Combining your code with text
Overview
Teaching: 20 min
Exercises: 10 minQuestions
How can I organise my work using Rmarkdown documents?
Objectives
To understand the RMarkdown syntax
To understand how to create and use a markdown document
To understand how to use Knitr to write reports
Introduction
So far today we’ve written scripts to load, analyse and plot data. We’ve also discussed how to save data and plots. It can often be useful to combine our analysis and a written explanation of what we’ve done. This is different from commenting our code (which we should be doing anyway); instead we’re talking about writing up our analysis while doing it.
Jupyter / Python notebooks
This is a similar idea to a Jupyter notebook, but is integrated within R Studio.
Let’s get started by making a new notebook. From the File
menu, choose New file
and then Rnotebook
. A new window will open containing an example notebook:
The notebook includes “chunks” of text, and chunks of R code.
The start of an R code region is marked with ` ` ` { r } The end of an code region is marked with ` ` ` These are a little awkward to type; pressing Ctrl+Alt+I will insert a new chunk of R code into your document. You can (and should) label your chunks of R code:
` ` ` { r mychunk }
This makes it easier to jump between chunks within your document, using the selector box a the lower left of the edit window.
The header at the start of the notebook (between the ---
s) contains metadata which tells R how to process the notebook. This can be edited by hand (for example to change the “title:” field), or to add an “author: “ field. R Studio may also modify it, for example, if you change the output format of the document.
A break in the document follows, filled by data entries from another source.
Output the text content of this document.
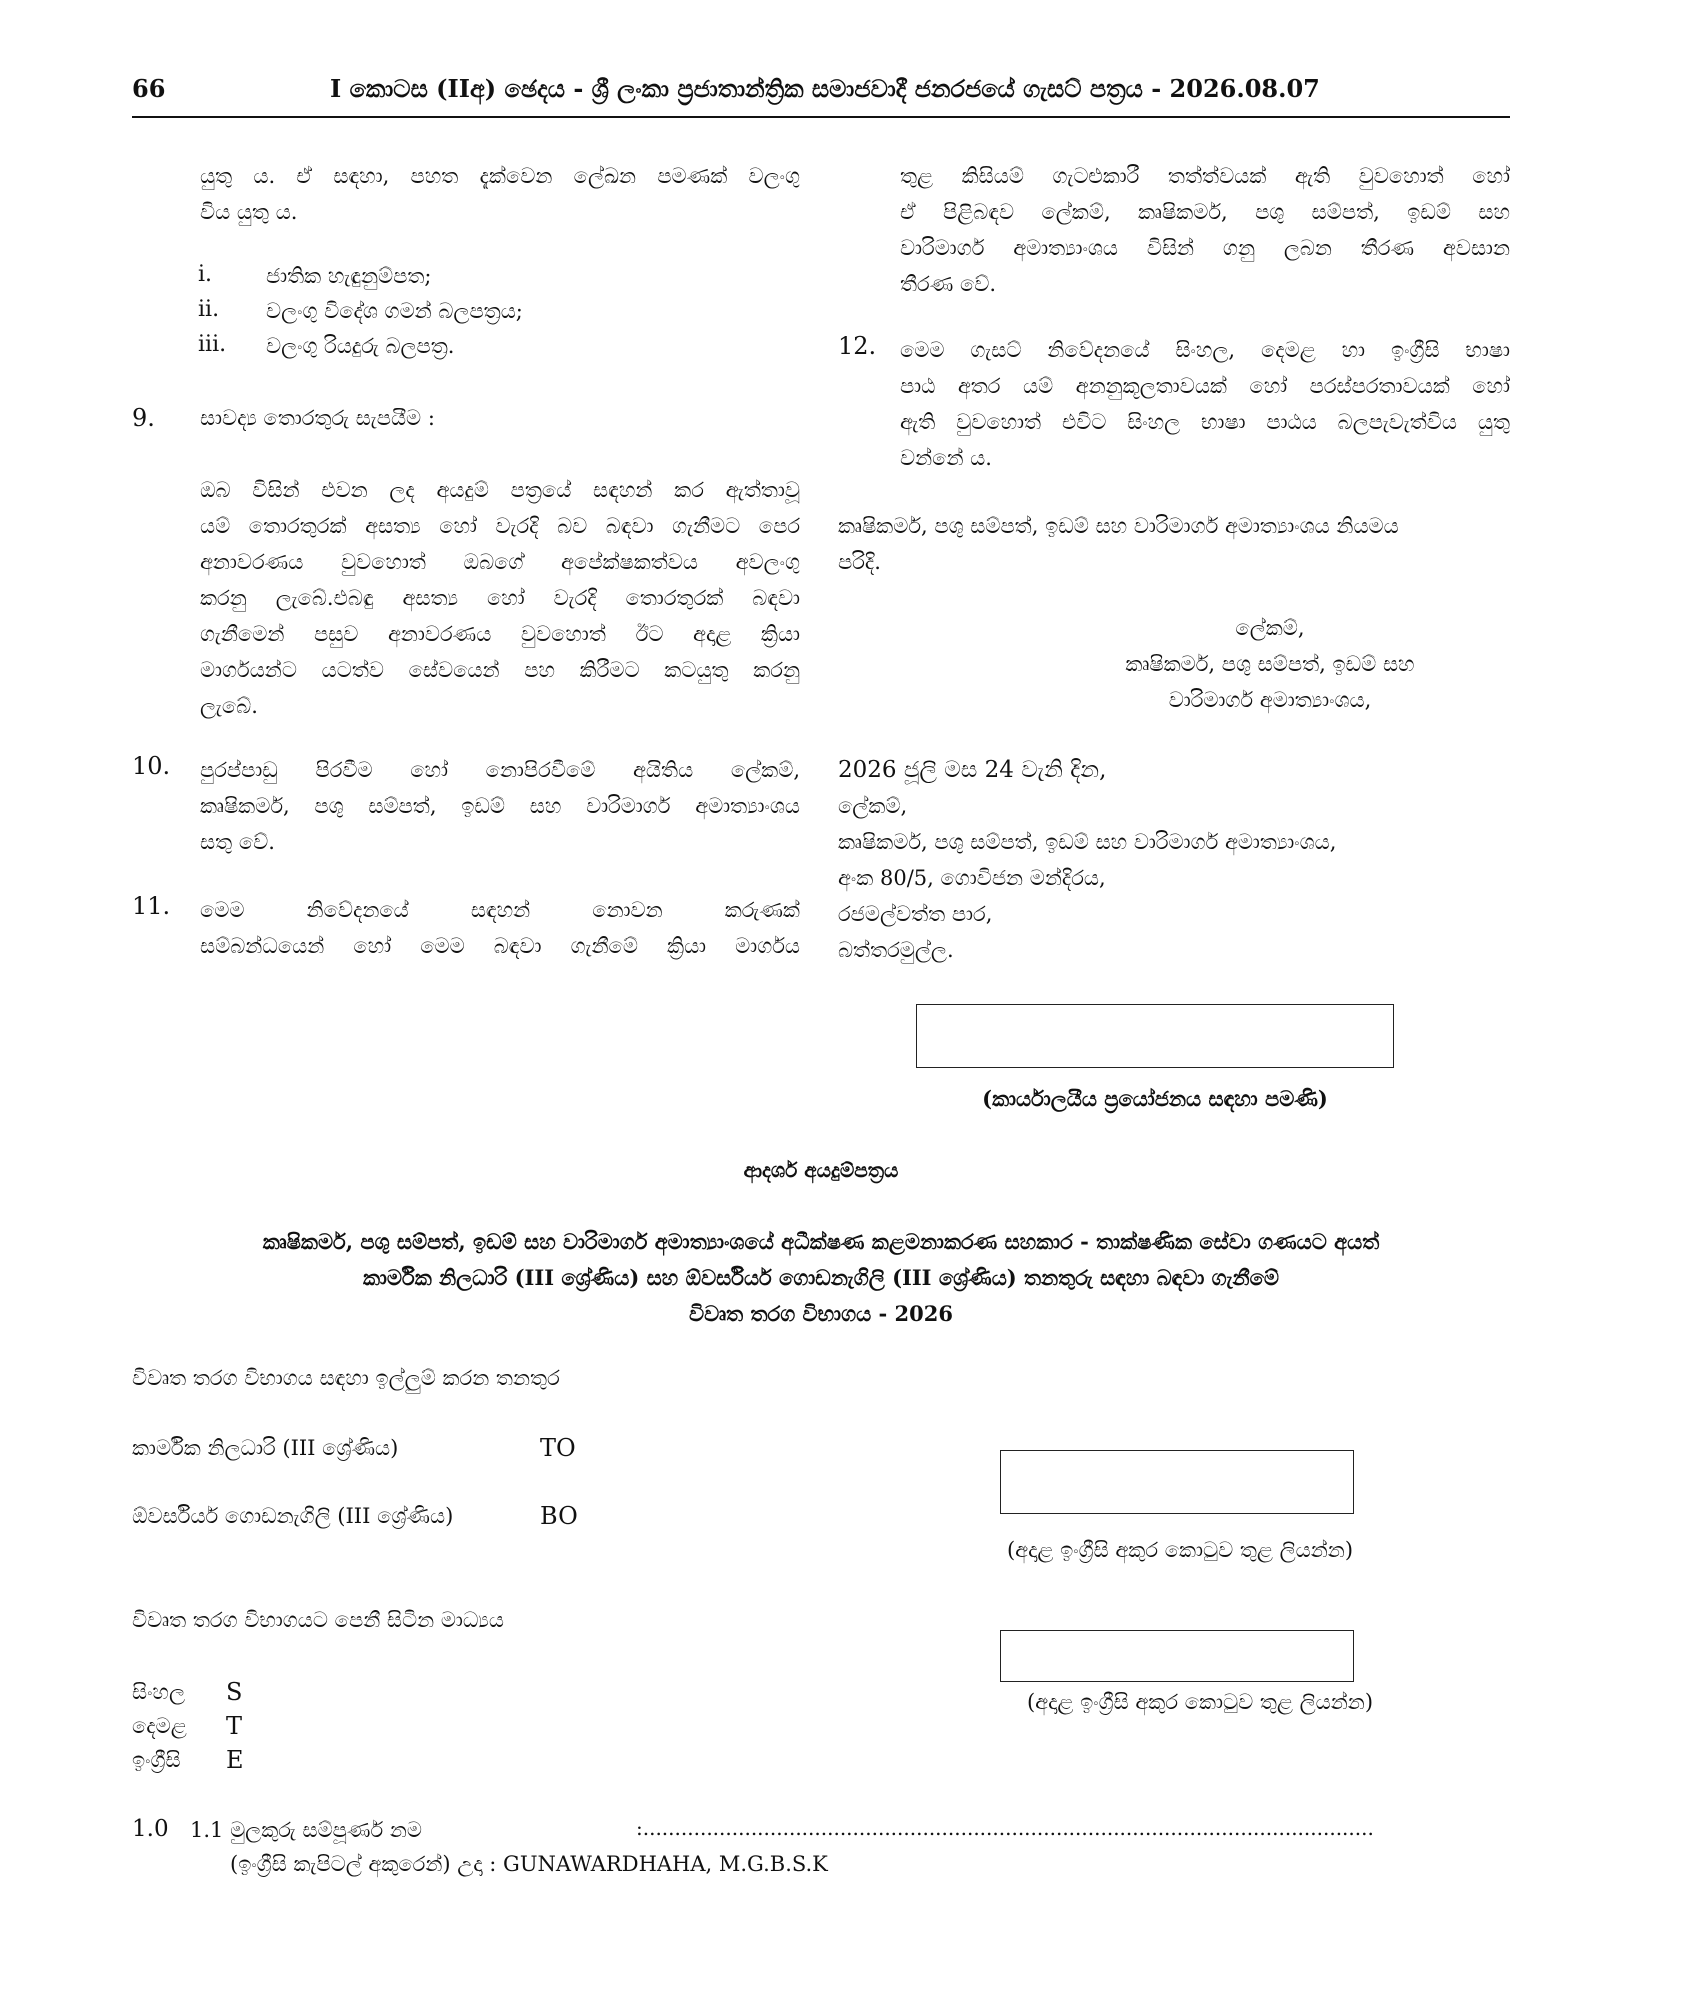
66	I කොටස (IIඅ) ඡෙදය - ශ්‍රී ලංකා ප්‍රජාතාන්ත්‍රික සමාජවාදී ජනරජයේ ගැසට් පත්‍රය - 2026.08.07
යුතු ය. ඒ සඳහා, පහත දැක්වෙන ලේඛන පමණක් වලංගු
විය යුතු ය.
i.	ජාතික හැඳුනුම්පත;
ii. වලංගු විදේශ ගමන් බලපත්‍රය;
iii. වලංගු රියදුරු බලපත්‍ර.
9. සාවද්‍ය තොරතුරු සැපයීම :
ඔබ විසින් එවන ලද අයදුම් පත්‍රයේ සඳහන් කර ඇත්තාවූ
යම් තොරතුරක් අසත්‍ය හෝ වැරදි බව බඳවා ගැනීමට පෙර
අනාවරණය වුවහොත් ඔබගේ අපේක්ෂකත්වය අවලංගු
කරනු ලැබේ.එබඳු අසත්‍ය හෝ වැරදි තොරතුරක් බඳවා
ගැනීමෙන් පසුව අනාවරණය වුවහොත් ඊට අදාළ ක්‍රියා
මාර්ගයන්ට යටත්ව සේවයෙන් පහ කිරීමට කටයුතු කරනු
ලැබේ.
10. පුරප්පාඩු පිරවීම හෝ නොපිරවීමේ අයිතිය ලේකම්,
කෘෂිකර්ම, පශු සම්පත්, ඉඩම් සහ වාරිමාර්ග අමාත්‍යාංශය
සතු වේ.
11. මෙම නිවේදනයේ සඳහන් නොවන කරුණක්
සම්බන්ධයෙන් හෝ මෙම බඳවා ගැනීමේ ක්‍රියා මාර්ගය
තුළ කිසියම් ගැටළුකාරී තත්ත්වයක් ඇති වුවහොත් හෝ
ඒ පිළිබඳව ලේකම්, කෘෂිකර්ම, පශු සම්පත්, ඉඩම් සහ
වාරිමාර්ග අමාත්‍යාංශය විසින් ගනු ලබන තීරණ අවසාන
තීරණ වේ.
12. මෙම ගැසට් නිවේදනයේ සිංහල, දෙමළ හා ඉංග්‍රීසි භාෂා
පාඨ අතර යම් අනනුකූලතාවයක් හෝ පරස්පරතාවයක් හෝ
ඇති වුවහොත් එවිට සිංහල භාෂා පාඨය බලපැවැත්විය යුතු
වන්නේ ය.
කෘෂිකර්ම, පශු සම්පත්, ඉඩම් සහ වාරිමාර්ග අමාත්‍යාංශය නියමය
පරිදි.
ලේකම්,
කෘෂිකර්ම, පශු සම්පත්, ඉඩම් සහ
වාරිමාර්ග අමාත්‍යාංශය,
2026 ජූලි මස 24 වැනි දින,
ලේකම්,
කෘෂිකර්ම, පශු සම්පත්, ඉඩම් සහ වාරිමාර්ග අමාත්‍යාංශය,
අංක 80/5, ගොවිජන මන්දිරය,
රජමල්වත්ත පාර,
බත්තරමුල්ල.
(කාර්යාලයීය ප්‍රයෝජනය සඳහා පමණි)
ආදර්ශ අයදුම්පත්‍රය
කෘෂිකර්ම, පශු සම්පත්, ඉඩම් සහ වාරිමාර්ග අමාත්‍යාංශයේ අධීක්ෂණ කළමනාකරණ සහකාර - තාක්ෂණික සේවා ගණයට අයත්
කාර්මික නිලධාරි (III ශ්‍රේණිය) සහ ඕවර්සියර් ගොඩනැගිලි (III ශ්‍රේණිය) තනතුරු සඳහා බඳවා ගැනීමේ
විවෘත තරග විභාගය - 2026
විවෘත තරග විභාගය සඳහා ඉල්ලුම් කරන තනතුර
කාර්මික නිලධාරි (III ශ්‍රේණිය)	TO
ඕවර්සියර් ගොඩනැගිලි (III ශ්‍රේණිය)	BO
(අදාළ ඉංග්‍රීසි අකුර කොටුව තුළ ලියන්න)
විවෘත තරග විභාගයට පෙනී සිටින මාධ්‍යය
(අදාළ ඉංග්‍රීසි අකුර කොටුව තුළ ලියන්න)
සිංහල S
දෙමළ T
ඉංග්‍රීසි E
1.0 1.1 මුලකුරු සම්පූර්ණ නම	:...................................................................................................................
(ඉංග්‍රීසි කැපිටල් අකුරෙන්) උදා : GUNAWARDHAHA, M.G.B.S.K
Before we go any further, make a new subdirectory for your notebooks, for example, notebook
. and save the notebook in it using File
, Save
. We need to do this so that we can preview and build the notebook. When you run code in your notebook, RStudio will set the working directory to be the notebook’s directory. This means that if we want to load some data from our data
folder, we will need to use the path ../data/gapminder-FiveYearData.csv
(rather than data/gapminder-FiveYearData.csv
, as we used previously). The ..
tells R to look in the parent directory of the working directory.
We can run the notebook interactively within R Studio. Press the “Run” button (at the top of the editor window) and choose “Run all” (or press Ctrl+Shift+R). This will execute each chunk of code within R Studio and show us the results of each chunk within the document. This makes it easier to interactively edit our code, look at the results of our analysis, and edit our text within the same environment.
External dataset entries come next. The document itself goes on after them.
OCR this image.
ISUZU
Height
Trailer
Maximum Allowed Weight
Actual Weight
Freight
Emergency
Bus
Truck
We can preview the notebook by selecting “Preview notebook” from the top of the editor window. This will render the text and code into an HTML document. Note that the preview will use executed chunks of R code in the editor window. For this reason it is a good idea to choose “Restart R and run all chunks” from the run button (at the top of the editor). This will ensure your code has been run in order, and that it is self consistent.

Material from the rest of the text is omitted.